Culturally, a new generation of Africans has emerged—connected, vocal, and unwilling to inherit the deferential attitudes of their post-independence leaders. Through social media, podcasts, documentaries, and investigative journalism, they have exposed decades of manipulation, from the assassinations of independent leaders to the economic exploitation hidden behind diplomatic smiles. Their message is clear: the old order is over.
France in Retreat, Africa Rising
Meanwhile, France itself is struggling. Political instability in Paris has deepened, with frequent government collapses and rising public debt, now exceeding €3.3 trillion. As African countries reclaim control over their resources, the economic model that depended on African wealth to fund French public spending is under strain. France’s global influence is shrinking just as Africa’s geopolitical weight is rising.
For the first time since the 19th century, Africa is asserting itself as a strategic actor rather than a passive supplier. Regional alliances are strengthening, foreign partnerships are diversifying, and the cultural narrative is shifting decisively toward sovereignty and dignity.
The End of an Era
France’s post-colonial “exception” in Africa—built on economic extraction, military dominance, and cultural paternalism—is collapsing.
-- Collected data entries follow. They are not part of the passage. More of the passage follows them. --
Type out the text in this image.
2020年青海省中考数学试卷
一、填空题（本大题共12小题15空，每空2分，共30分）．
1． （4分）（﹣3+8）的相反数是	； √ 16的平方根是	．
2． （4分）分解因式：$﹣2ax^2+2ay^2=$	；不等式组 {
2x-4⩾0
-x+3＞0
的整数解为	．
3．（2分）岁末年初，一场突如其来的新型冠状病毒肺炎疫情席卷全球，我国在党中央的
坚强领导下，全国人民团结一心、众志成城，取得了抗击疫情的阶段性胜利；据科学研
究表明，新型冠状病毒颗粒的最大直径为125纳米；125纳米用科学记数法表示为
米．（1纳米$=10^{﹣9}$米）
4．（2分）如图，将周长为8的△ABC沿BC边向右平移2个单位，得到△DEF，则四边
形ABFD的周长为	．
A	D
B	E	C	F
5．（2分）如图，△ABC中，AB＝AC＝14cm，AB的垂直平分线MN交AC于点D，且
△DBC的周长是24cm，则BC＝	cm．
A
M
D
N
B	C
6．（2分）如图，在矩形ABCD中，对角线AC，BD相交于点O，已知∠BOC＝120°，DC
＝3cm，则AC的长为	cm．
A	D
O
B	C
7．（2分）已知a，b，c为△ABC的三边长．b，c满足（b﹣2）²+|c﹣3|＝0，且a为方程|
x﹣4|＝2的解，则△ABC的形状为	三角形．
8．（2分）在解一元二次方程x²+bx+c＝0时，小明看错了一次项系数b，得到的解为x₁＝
The anti-French wave sweeping the continent is not merely a backlash; it is a structural reordering. It seeks to end decades of hidden pacts and redirect Africa’s wealth toward African development.
The fall of Françafrique is both a warning and a watershed moment. It reveals the fragility of systems built on exploitation and the power of collective awakening. As Africa rises, France faces the consequences of its past choices.
This is the new African reality. And it is here to stay.